Referring to the facts of the recent events, the regulator said that Hindenburg is one of the short seller research companies in the US that research companies they believe have governance and/or financial issues.
Their strategy is to take a short position in the bonds/shares of such companies at the prevailing prices, (i.e., sell the bonds/shares without actually holding them) and then publish their reports. If the markets believe the reports, the prices of the bonds/shares start to fall. Once the fall starts, other institutions who have ‘stop-loss limits’, also start selling their holdings of bonds/shares irrespective of whether they believe in the report or not, thus triggering a downward spiral in the bond/share prices.
The short sellers then buy the shares/bonds at lower prices, thus making a profit. The more the market believes their reports, and the more that ‘stop loss limits’ get triggered, the more the prices of the bonds/shares fall and the more money they make, it said.
On Adani firms, it said the Indian group has a number of USD-denominated bonds listed in the overseas market and the Hindenburg in its report has stated that its short positions in the group are in USD bonds in overseas markets and non-Indian traded derivatives.
The events that are the subject of the PIL are related to one set of entities in the market and have not had any significant impact at the systemic level. While the shares of the group have seen a considerable decline in prices on account of selling pressure, the wider Indian market has shown full resilience. The combined weight of the Adani Group companies in Sensex is zero and in Nifty is below 1 percent, it said.
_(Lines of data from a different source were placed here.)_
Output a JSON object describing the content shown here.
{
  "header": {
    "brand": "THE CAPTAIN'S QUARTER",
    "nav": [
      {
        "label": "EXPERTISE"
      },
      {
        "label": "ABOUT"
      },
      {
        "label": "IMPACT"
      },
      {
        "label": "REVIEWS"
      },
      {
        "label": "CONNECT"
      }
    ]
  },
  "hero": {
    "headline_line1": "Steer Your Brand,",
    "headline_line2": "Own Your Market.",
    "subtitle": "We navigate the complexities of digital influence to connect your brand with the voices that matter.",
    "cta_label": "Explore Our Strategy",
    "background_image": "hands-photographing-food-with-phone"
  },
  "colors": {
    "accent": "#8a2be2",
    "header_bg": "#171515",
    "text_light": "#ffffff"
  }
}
Even during such turbulent times, despite demands to ban, SEBI did not resort to banning short selling, it said, and added that markets continued to function in a robust manner, recovering far faster than other global markets’ investor wealth.
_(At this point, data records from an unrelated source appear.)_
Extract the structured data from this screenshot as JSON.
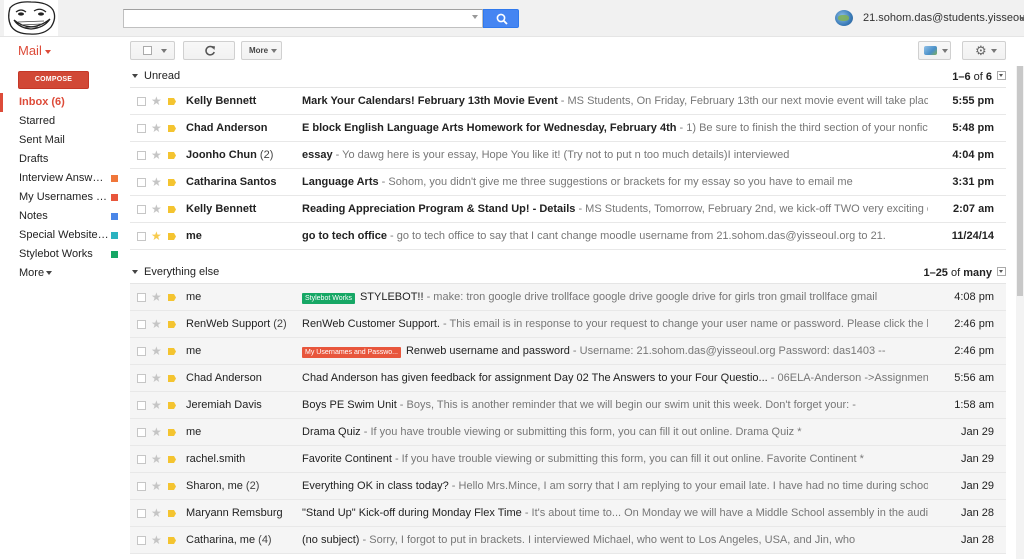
{
  "search": {
    "placeholder": ""
  },
  "account": {
    "email": "21.sohom.das@students.yisseoul.org"
  },
  "toolbar": {
    "app_label": "Mail",
    "more_label": "More"
  },
  "sidebar": {
    "compose_label": "COMPOSE",
    "items": [
      {
        "label": "Inbox (6)",
        "active": true
      },
      {
        "label": "Starred"
      },
      {
        "label": "Sent Mail"
      },
      {
        "label": "Drafts"
      },
      {
        "label": "Interview Answers ...",
        "color": "#f0763a"
      },
      {
        "label": "My Usernames an...",
        "color": "#e8563c"
      },
      {
        "label": "Notes",
        "color": "#4a86e8"
      },
      {
        "label": "Special Websites f...",
        "color": "#2bb3c0"
      },
      {
        "label": "Stylebot Works",
        "color": "#16a765"
      },
      {
        "label": "More"
      }
    ]
  },
  "sections": {
    "unread": {
      "title": "Unread",
      "range": "1–6",
      "of": "of",
      "total": "6"
    },
    "everything": {
      "title": "Everything else",
      "range": "1–25",
      "of": "of",
      "total": "many"
    }
  },
  "unread_emails": [
    {
      "sender": "Kelly Bennett",
      "count": "",
      "subject": "Mark Your Calendars! February 13th Movie Event",
      "snippet": " - MS Students, On Friday, February 13th our next movie event will take place after-school be",
      "date": "5:55 pm",
      "starred": false
    },
    {
      "sender": "Chad Anderson",
      "count": "",
      "subject": "E block English Language Arts Homework for Wednesday, February 4th",
      "snippet": " - 1) Be sure to finish the third section of your nonfiction book. 2) Be",
      "date": "5:48 pm",
      "starred": false
    },
    {
      "sender": "Joonho Chun",
      "count": " (2)",
      "subject": "essay",
      "snippet": " - Yo dawg here is your essay, Hope You like it! (Try not to put n too much details)I interviewed",
      "date": "4:04 pm",
      "starred": false
    },
    {
      "sender": "Catharina Santos",
      "count": "",
      "subject": "Language Arts",
      "snippet": " - Sohom, you didn't give me three suggestions or brackets for my essay so you have to email me",
      "date": "3:31 pm",
      "starred": false
    },
    {
      "sender": "Kelly Bennett",
      "count": "",
      "subject": "Reading Appreciation Program & Stand Up! - Details",
      "snippet": " - MS Students, Tomorrow, February 2nd, we kick-off TWO very exciting events.... Readin",
      "date": "2:07 am",
      "starred": false
    },
    {
      "sender": "me",
      "count": "",
      "subject": "go to tech office",
      "snippet": " - go to tech office to say that I cant change moodle username from 21.sohom.das@yisseoul.org to 21.",
      "date": "11/24/14",
      "starred": true
    }
  ],
  "other_emails": [
    {
      "sender": "me",
      "count": "",
      "label": "Stylebot Works",
      "label_color": "#16a765",
      "subject": "STYLEBOT!!",
      "snippet": " - make: tron google drive trollface google drive google drive for girls tron gmail trollface gmail",
      "date": "4:08 pm"
    },
    {
      "sender": "RenWeb Support",
      "count": " (2)",
      "label": "",
      "subject": "RenWeb Customer Support.",
      "snippet": " - This email is in response to your request to change your user name or password. Please click the link",
      "date": "2:46 pm"
    },
    {
      "sender": "me",
      "count": "",
      "label": "My Usernames and Passwo...",
      "label_color": "#e8563c",
      "subject": "Renweb username and password",
      "snippet": " - Username: 21.sohom.das@yisseoul.org Password: das1403 --",
      "date": "2:46 pm"
    },
    {
      "sender": "Chad Anderson",
      "count": "",
      "label": "",
      "subject": "Chad Anderson has given feedback for assignment Day 02 The Answers to your Four Questio...",
      "snippet": " - 06ELA-Anderson ->Assignment ->Day 02 The A",
      "date": "5:56 am"
    },
    {
      "sender": "Jeremiah Davis",
      "count": "",
      "label": "",
      "subject": "Boys PE Swim Unit",
      "snippet": " - Boys, This is another reminder that we will begin our swim unit this week. Don't forget your: -",
      "date": "1:58 am"
    },
    {
      "sender": "me",
      "count": "",
      "label": "",
      "subject": "Drama Quiz",
      "snippet": " - If you have trouble viewing or submitting this form, you can fill it out online. Drama Quiz *",
      "date": "Jan 29"
    },
    {
      "sender": "rachel.smith",
      "count": "",
      "label": "",
      "subject": "Favorite Continent",
      "snippet": " - If you have trouble viewing or submitting this form, you can fill it out online. Favorite Continent *",
      "date": "Jan 29"
    },
    {
      "sender": "Sharon, me",
      "count": " (2)",
      "label": "",
      "subject": "Everything OK in class today?",
      "snippet": " - Hello Mrs.Mince, I am sorry that I am replying to your email late. I have had no time during school",
      "date": "Jan 29"
    },
    {
      "sender": "Maryann Remsburg",
      "count": "",
      "label": "",
      "subject": "\"Stand Up\" Kick-off during Monday Flex Time",
      "snippet": " - It's about time to... On Monday we will have a Middle School assembly in the auditorium during",
      "date": "Jan 28"
    },
    {
      "sender": "Catharina, me",
      "count": " (4)",
      "label": "",
      "subject": "(no subject)",
      "snippet": " - Sorry, I forgot to put in brackets. I interviewed Michael, who went to Los Angeles, USA, and Jin, who",
      "date": "Jan 28"
    }
  ]
}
The market capitalization of all listed companies which was around Rs 145 lakh crore in February 2020 has almost doubled to about Rs 270 lakh crore now. Further, overall market volatility in India is on par or lower than in major developed markets, it said.
The PILs relate to events that are localized to a single group of companies and there is no significant impact at a market-wide level, it said.
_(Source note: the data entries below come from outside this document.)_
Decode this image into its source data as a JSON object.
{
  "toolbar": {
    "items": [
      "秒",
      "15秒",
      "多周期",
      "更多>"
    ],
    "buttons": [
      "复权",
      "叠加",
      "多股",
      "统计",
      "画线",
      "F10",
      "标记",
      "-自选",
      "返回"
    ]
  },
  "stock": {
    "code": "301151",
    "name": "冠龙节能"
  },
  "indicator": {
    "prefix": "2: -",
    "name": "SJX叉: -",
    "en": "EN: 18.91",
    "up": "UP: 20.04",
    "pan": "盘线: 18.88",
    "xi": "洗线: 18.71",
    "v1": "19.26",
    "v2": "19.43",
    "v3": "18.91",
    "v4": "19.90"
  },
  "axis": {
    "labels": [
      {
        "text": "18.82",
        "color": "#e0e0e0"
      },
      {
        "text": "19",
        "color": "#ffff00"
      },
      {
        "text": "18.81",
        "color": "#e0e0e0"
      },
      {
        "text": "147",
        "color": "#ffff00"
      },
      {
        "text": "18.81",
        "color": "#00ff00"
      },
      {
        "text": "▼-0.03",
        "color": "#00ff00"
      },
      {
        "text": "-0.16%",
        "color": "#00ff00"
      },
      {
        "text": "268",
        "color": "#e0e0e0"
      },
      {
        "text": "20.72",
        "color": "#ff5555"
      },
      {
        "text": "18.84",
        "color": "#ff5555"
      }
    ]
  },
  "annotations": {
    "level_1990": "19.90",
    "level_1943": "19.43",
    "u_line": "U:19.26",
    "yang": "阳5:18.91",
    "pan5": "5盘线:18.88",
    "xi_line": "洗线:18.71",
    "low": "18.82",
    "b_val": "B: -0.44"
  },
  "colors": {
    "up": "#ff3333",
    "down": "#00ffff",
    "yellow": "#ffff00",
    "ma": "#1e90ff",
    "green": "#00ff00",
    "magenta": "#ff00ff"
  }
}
The SEBI’s note said the issue had a significant impact on one group of companies and warranted a detailed examination by the market regulator.
The SEBI Act, 1992, and the SCRA and Depositories Acts empower SEBI to regulate the securities market, by framing appropriate regulations and updating them, as and when required, in response to the dynamic nature of the markets and the new types of behavior that the market exhibits, it said.